# My Sweet Little Lucy Dog



## Darin (May 4, 2007)

I'd like to Introduce you all to Lucy Dog, the sweetest little mutt. We got her last summer as a pup from a local rescue. Great dog... Smart, but follows her nose into trouble sometimes. 













Of course she sometimes has a crazy streak. This is what my wife and I came home to today (After all the doggie kisses and tail wagging). That is this weeks edition of The Economist... and I hadn't finished it yet :-(


----------



## Equestris (May 5, 2007)

Lucy is a heart stealer for sure. What a sweet little dog. At least she shredded the paper and not the carpet!


----------



## PHRAG (May 5, 2007)

I think I spy leather furniture in the last photo. I think you got away lucky with just a destroyed magazine.  

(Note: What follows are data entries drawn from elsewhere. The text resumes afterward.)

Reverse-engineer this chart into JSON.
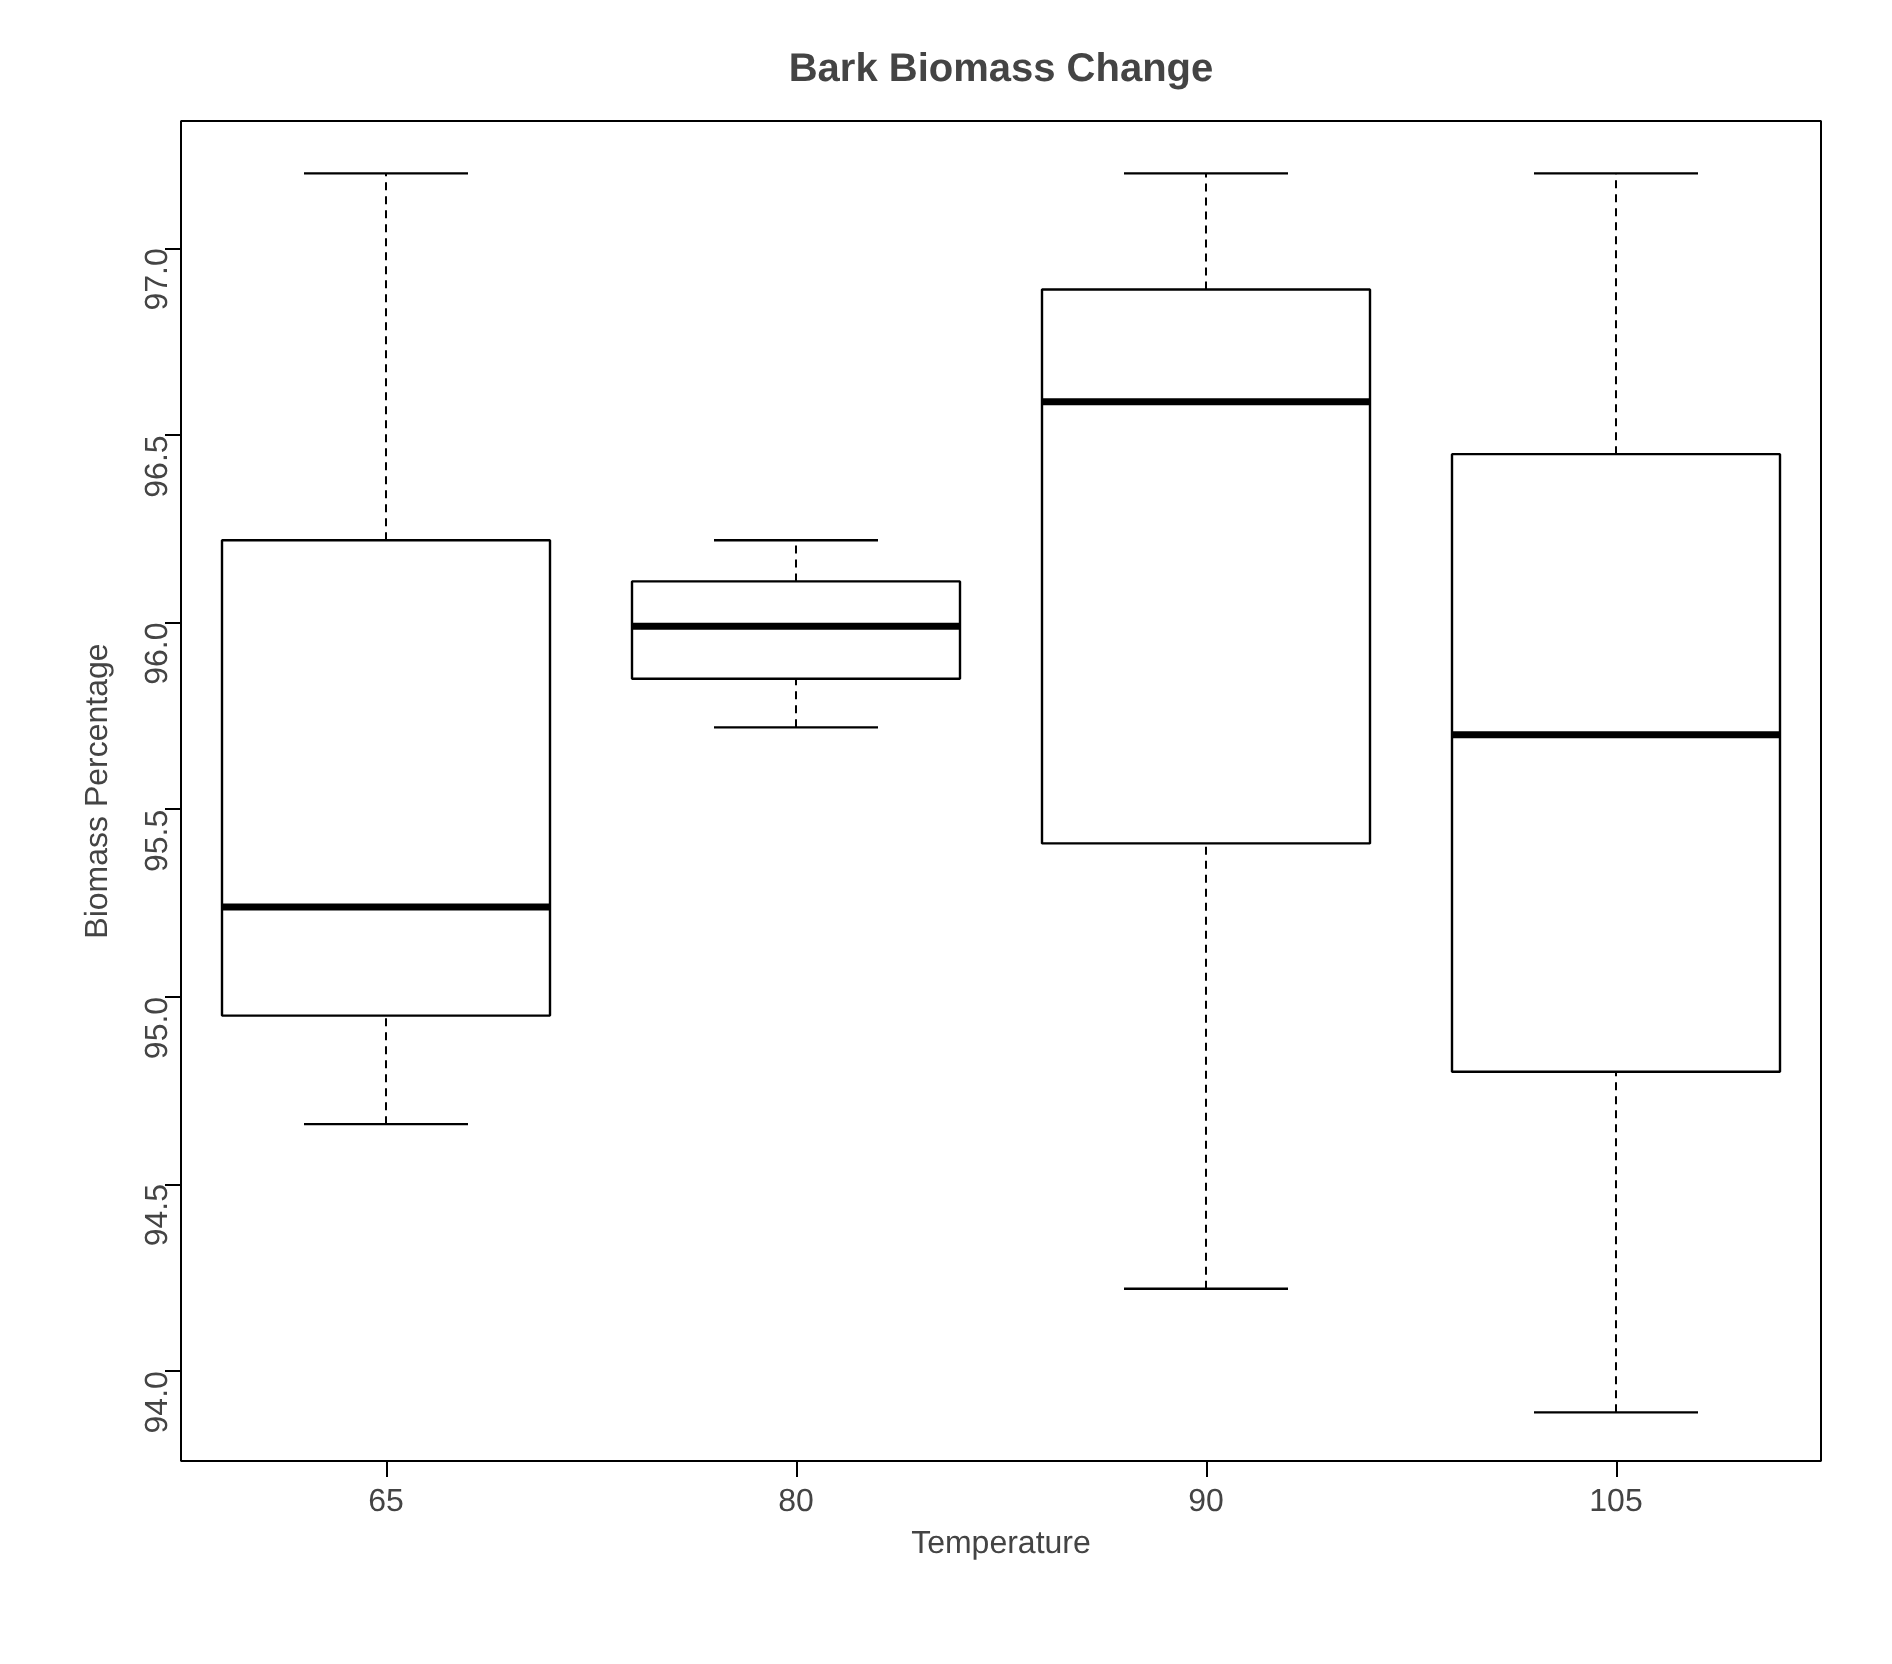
{
  "chart_data": {
    "type": "box",
    "title": "Bark Biomass Change",
    "xlabel": "Temperature",
    "ylabel": "Biomass Percentage",
    "categories": [
      "65",
      "80",
      "90",
      "105"
    ],
    "boxes": [
      {
        "low": 94.66,
        "q1": 94.95,
        "median": 95.24,
        "q3": 96.22,
        "high": 97.2
      },
      {
        "low": 95.72,
        "q1": 95.85,
        "median": 95.99,
        "q3": 96.11,
        "high": 96.22
      },
      {
        "low": 94.22,
        "q1": 95.41,
        "median": 96.59,
        "q3": 96.89,
        "high": 97.2
      },
      {
        "low": 93.89,
        "q1": 94.8,
        "median": 95.7,
        "q3": 96.45,
        "high": 97.2
      }
    ],
    "ylim": [
      93.76,
      97.34
    ],
    "yticks": [
      {
        "value": 94,
        "label": "94.0"
      },
      {
        "value": 94.5,
        "label": "94.5"
      },
      {
        "value": 95,
        "label": "95.0"
      },
      {
        "value": 95.5,
        "label": "95.5"
      },
      {
        "value": 96,
        "label": "96.0"
      },
      {
        "value": 96.5,
        "label": "96.5"
      },
      {
        "value": 97,
        "label": "97.0"
      }
    ],
    "grid": false
  }
}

Maybe the Economist is too heavy a subject matter. You should get her a subscription to Show Dog Monthly.


----------



## Darin (May 5, 2007)

Yep, leather sofas... old though. Suprisingly, she has never chewed on any furniture. (Knock on wood) We keep her desire to chew under some semblance of control with Ropes, cow hoofs, and the best of all empty 2 litre soda bottles.


----------



## SlipperFan (May 5, 2007)

She has such a beautiful, and innocent-looking face.


----------



## NYEric (May 6, 2007)

Cute, just wants to play.


----------



## Grandma M (May 6, 2007)

It looks like she had lots of fun while you were gone.:rollhappy: :rollhappy:


----------